Showing posts with label Jonas Mekas. Show all posts
Showing posts with label Jonas Mekas. Show all posts

Thursday, December 4, 2025

Mike Kuchar: the second Funhouse interview!

Mike, in a photo from the
@kucharbrothers Instagram.
I have only had the opportunity to do three “second interviews” thus far on the Funhouse (those people were filmmakers Hal Hartley and Guy Maddin, and indie/exploitation pioneer David F. Friedman). The most “up-close and personal” second interview I’ve been able to do was a recent reunion with Funhouse guest Mike Kuchar, whom I got to speak to in his apartment in San Francisco.

I originally spoke to Mike back in 2009 at the Anthology Film Archives before a mini-festival of his work. During that talk, I mostly stuck with the period of time that I had videos to go with, so I centered on his initial 16mm solo features and his later videos, made on mini-DV (the format on which I was making the Funhouse at that time; he got a lot better use of it than I did!).

Short segments from those interviews can be found here and here. For whatever reasons, the latter (a lively discussion by Mike of how he made Sins of the Fleshapoids, replete with a discussion of the film stock!) is not searchable on YouTube with the phrases “Mike Kuchar” and “Media Funhouse.” For some reason unknown to me (but surely known to the robots that run YouTube — the main reason I can’t post entire Funhouse episodes on there), you can only find it if you search for “Sins of the Fleshapoids” and “Media Funhouse.”

In any case, that interview went extremely well. The lighting and location (inside AFA’s small Maya Deren Room) were absolutely perfect, and the discussion was terrific. Mike even told me he had shown the two episodes on which I based the episode to some students of his class at the San Francisco Art Institute. (Mike took over his brother George’s classes when George died in 2011.)

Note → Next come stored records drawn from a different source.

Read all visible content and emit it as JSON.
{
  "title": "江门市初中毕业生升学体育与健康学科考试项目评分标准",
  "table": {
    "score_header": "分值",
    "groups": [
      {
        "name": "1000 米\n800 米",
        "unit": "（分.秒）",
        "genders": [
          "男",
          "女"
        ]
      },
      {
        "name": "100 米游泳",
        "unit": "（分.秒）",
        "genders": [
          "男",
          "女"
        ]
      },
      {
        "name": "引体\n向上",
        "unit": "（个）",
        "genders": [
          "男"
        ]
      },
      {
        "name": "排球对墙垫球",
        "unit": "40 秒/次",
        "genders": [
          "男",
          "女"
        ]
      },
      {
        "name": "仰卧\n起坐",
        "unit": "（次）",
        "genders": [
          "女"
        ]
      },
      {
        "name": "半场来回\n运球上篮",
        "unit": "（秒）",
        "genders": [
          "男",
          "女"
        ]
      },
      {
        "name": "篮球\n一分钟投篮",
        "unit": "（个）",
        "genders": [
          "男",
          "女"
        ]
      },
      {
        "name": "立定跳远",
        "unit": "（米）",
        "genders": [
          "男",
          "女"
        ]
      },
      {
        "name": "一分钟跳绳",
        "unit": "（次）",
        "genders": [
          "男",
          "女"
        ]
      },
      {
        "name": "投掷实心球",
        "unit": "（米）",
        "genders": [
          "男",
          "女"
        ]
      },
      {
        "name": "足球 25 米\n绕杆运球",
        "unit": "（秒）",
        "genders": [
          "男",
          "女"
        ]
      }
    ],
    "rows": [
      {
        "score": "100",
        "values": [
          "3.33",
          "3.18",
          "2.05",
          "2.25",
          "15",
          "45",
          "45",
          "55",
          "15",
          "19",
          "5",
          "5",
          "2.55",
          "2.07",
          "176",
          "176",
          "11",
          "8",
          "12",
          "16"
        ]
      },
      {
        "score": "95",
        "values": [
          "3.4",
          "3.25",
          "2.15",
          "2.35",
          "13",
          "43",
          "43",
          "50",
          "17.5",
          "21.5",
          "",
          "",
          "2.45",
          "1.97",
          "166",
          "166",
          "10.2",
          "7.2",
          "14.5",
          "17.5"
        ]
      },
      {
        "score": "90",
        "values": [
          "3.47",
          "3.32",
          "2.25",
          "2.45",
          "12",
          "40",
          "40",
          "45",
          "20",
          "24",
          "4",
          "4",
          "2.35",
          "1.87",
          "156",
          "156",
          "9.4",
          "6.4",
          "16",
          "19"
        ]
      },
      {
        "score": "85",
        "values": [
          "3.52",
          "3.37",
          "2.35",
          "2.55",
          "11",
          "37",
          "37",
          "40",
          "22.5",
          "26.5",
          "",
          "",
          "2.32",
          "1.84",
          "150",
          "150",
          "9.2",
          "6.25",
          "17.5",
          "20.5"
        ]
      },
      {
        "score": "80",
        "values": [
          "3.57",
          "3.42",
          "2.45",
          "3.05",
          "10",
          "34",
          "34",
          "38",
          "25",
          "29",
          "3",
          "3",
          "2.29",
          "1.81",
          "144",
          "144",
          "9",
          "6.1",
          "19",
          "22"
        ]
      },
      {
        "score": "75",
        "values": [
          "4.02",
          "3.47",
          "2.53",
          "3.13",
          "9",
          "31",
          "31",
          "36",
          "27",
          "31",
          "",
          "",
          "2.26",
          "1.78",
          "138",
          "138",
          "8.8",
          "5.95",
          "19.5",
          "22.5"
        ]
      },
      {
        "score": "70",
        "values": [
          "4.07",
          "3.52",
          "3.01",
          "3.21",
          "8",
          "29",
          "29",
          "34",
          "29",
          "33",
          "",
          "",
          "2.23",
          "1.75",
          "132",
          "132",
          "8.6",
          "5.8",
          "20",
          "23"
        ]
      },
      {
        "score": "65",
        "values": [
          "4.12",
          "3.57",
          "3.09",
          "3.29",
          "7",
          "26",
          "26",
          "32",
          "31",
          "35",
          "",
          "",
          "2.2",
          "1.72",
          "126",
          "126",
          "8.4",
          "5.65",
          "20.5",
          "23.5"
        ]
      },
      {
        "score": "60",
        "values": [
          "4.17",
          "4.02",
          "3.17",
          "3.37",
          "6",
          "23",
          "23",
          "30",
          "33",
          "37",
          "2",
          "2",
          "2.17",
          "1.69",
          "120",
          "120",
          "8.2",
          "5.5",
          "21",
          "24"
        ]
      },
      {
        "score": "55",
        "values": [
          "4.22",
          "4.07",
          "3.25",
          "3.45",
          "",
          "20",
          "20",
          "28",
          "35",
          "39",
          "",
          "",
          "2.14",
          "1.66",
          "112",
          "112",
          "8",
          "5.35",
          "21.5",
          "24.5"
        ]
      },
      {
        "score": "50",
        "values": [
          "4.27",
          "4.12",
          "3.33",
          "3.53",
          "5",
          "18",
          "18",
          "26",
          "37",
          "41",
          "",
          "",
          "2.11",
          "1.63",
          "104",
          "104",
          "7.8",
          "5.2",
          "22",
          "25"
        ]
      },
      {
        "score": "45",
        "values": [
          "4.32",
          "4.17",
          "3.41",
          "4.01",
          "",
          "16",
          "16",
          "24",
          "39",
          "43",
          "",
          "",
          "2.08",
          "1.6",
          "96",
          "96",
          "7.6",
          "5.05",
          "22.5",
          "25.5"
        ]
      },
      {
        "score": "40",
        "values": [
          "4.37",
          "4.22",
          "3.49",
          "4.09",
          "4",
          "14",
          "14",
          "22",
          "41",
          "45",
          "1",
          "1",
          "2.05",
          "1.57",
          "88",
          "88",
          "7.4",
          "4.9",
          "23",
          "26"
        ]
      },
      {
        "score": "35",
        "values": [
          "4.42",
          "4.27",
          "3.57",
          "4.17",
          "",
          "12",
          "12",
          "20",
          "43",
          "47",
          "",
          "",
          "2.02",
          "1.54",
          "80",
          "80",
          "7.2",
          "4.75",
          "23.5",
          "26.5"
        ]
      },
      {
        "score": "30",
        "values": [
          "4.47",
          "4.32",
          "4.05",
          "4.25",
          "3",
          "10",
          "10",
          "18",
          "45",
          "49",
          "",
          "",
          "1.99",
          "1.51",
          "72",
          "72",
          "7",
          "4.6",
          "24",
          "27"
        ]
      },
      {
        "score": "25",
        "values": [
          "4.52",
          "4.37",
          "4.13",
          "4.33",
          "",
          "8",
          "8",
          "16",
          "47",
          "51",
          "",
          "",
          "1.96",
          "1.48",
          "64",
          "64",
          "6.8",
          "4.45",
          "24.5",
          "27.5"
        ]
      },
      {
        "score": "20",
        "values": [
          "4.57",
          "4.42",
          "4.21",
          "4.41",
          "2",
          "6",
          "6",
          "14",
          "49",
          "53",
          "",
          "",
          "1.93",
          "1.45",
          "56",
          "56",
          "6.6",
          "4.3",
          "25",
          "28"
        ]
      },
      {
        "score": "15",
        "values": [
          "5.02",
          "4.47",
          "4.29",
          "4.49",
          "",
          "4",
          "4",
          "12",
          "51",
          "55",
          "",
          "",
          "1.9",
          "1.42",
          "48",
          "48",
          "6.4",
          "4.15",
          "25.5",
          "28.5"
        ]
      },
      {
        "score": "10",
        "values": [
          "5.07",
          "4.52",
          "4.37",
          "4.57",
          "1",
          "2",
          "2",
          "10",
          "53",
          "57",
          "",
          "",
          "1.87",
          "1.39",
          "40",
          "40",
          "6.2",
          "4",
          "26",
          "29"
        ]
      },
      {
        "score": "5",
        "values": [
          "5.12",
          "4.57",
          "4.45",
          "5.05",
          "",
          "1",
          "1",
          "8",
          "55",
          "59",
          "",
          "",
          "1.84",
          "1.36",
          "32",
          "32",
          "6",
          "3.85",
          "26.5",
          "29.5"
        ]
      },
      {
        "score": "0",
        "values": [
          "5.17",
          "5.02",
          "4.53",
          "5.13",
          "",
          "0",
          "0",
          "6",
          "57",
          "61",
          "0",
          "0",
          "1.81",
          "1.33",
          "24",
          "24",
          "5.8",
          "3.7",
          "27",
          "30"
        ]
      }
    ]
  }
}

I knew there was much more to explore there, so when I traveled to San Francisco this past September for fun, I was very happy to be able to meet with Mike and interview him again. This time I focused on the initial years that the Kuchar Brothers made movies and went into depth with Mike about his solo videos, especially the work he has done since we last spoke, as well as the advice he gave his students while teaching at the Art Institute.

I’m now editing the material from the interview and wanted to give Funhouse blog readers (and those inveterate YT watchers) a preview of the talk. Two previews in fact. 

The first clip finds Mike talking about the “parties” he and his brother threw, which were in fact movie shoots. They would gather their friends and neighbors and shoot wonderfully lurid take-offs on Hollywood melodramas at one party and then show the edited version of the film at another. He also talks about the division of labor between the two, which was apparently equal.

 

The second clip has to do with the moment that the Kuchar brothers were “discovered.” This happened via their films being projected at Ken Jacobs’ loft on Ferry Street in downtown Manhattan. 

Jacobs had movie nights at his loft, and the Kuchars were alerted by a friend, Bob Cowan (who subsequently starred in Mike’s best-known opus, Sins of the Fleshapoids).

At one of Jacobs’ movie nights was the filmmaker-critic Jonas Mekas, who was so entranced by the Kuchar brothers’ efforts on 8mm that he promoted them heavily in his column in The Village Voice, which got them a great deal of attention (to, among many others, a young aspiring filmmaker in Baltimore named John Waters).

 

I’ll be doing two episodes from this interview. I look forward to airing it, as I have been a diehard Kuchar fan (of both Mike and George, together and apart) for a few decades now and was very happy to dig deeper into their past with Mike. 

He’s currently 83 and continues to make videos on the ultra-low budgets that the Kuchar brothers were famous for. He headed in a different direction than George back in the late Sixties and has continued make his own brand of underground cinema from his apartment, using video and now even online editing tools! There are several things to marvel at when considering Mike’s work, but the first and foremost is always how gorgeous the imagery is for the amount of money spent (which is nominal, to say the least).

I’m also happy to report that, when I revisited Mike after the interview, we spoke about a number of things, including the filmmaking fans of the Kuchars (who range from, of course, John Waters to modern makers of horror pics like Guillermo Del Toro and some guy named Lucas, owns a ranch someplace in the hills…). We also had a fine discussion of Japanese monster and fantasy pics, focusing on the Godzilla movies (since I had come from a Godzilla convention that day), which Mike is a big fan of. 

My thanks go out to Mike for serving as host to myself, my cameraman in L.A. (Jim Gonis), and my NYC cameraman (Charles Frenkel). His apartment is a palace of wonderment and he is a very cordial host who is more than willing to review and reflect on his work (and George’s). He most likely would reject this designation, but the guy’s a legend in the underground world and in the world of filmmaking as a whole.